From my mountaintop cabin’s door, it’s maybe 1,000 yards across a little river valley to the patchwork of verdant meadows and chalk white aspen groves that make up Old Rube’s summertime stamping grounds. Where he disappears to during winter I can only guess. Perhaps the wapiti elk wanders the 15 miles and 1,500 vertical feet down out of the high country to the easier pickings along the sheltered bottoms of the river, as do so many others of his kind. Or maybe Old Rube simply holes up somewhere back in the dark pine and fir forests that gird his summertime meadows and groves.

I call the old bull elk Rube because of the sleek rubescence of his summertime coat.
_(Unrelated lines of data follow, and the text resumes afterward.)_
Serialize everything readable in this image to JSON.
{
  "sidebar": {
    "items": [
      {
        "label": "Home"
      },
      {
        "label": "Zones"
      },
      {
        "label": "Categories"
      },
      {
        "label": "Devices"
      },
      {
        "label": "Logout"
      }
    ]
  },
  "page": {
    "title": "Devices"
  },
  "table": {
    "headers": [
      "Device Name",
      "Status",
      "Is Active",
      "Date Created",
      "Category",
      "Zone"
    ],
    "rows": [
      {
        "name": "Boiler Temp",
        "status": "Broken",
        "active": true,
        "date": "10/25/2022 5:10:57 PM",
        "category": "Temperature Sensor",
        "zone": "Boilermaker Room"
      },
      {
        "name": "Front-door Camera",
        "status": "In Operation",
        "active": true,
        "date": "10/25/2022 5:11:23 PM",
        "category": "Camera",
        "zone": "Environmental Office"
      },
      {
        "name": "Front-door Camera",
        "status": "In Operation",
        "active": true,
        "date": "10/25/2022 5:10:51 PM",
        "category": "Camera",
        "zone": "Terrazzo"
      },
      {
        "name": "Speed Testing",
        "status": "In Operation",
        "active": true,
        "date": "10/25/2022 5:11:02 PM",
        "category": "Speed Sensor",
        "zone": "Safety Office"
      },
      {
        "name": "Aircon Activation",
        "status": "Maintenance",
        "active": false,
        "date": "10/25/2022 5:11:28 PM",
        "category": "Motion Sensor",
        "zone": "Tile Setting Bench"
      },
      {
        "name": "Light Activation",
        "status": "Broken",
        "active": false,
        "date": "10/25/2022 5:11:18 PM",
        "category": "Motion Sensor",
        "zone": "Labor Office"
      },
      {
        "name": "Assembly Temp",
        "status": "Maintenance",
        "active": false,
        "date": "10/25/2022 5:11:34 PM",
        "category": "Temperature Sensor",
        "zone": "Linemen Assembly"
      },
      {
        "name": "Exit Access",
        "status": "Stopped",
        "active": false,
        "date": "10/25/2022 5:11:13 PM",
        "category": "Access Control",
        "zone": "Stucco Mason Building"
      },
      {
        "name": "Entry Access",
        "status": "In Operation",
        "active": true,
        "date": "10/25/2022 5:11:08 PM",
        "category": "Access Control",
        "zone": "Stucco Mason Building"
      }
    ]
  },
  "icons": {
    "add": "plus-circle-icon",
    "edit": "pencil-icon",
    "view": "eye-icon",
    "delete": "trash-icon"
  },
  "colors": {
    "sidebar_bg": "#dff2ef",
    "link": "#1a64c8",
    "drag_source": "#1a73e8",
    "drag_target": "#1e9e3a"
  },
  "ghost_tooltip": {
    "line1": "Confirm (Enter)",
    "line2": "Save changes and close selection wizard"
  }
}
There are other elk to spy on (through 7X binoculars) as they feed at the cool edges of day in those meadows over yonder-sometimes as many as a dozen cows, calves, and spike bulls. But the big red harem master is far and away the most striking; against the distance-darkened green of the meadows, Old Rube shines under the morning sun like a rich red jewel in an Ethiope’s ear.

This big bull wapiti elk — just one of many hereabouts — is a prime example of why the elkor wapiti (from an Algonquian word meaning “white rump”) — has been called “the monarch of the West.” The moose is larger, the grizzly bear more powerful, the cougar more mysterious, and the whitetail more graceful. But the bull wapiti, with his proud posture, trumpeted call to arms, and rich, tricolored pelage, is certainly the most regal of North America’s great wild creatures. And his crowning glory is a magnificent rack of antlers.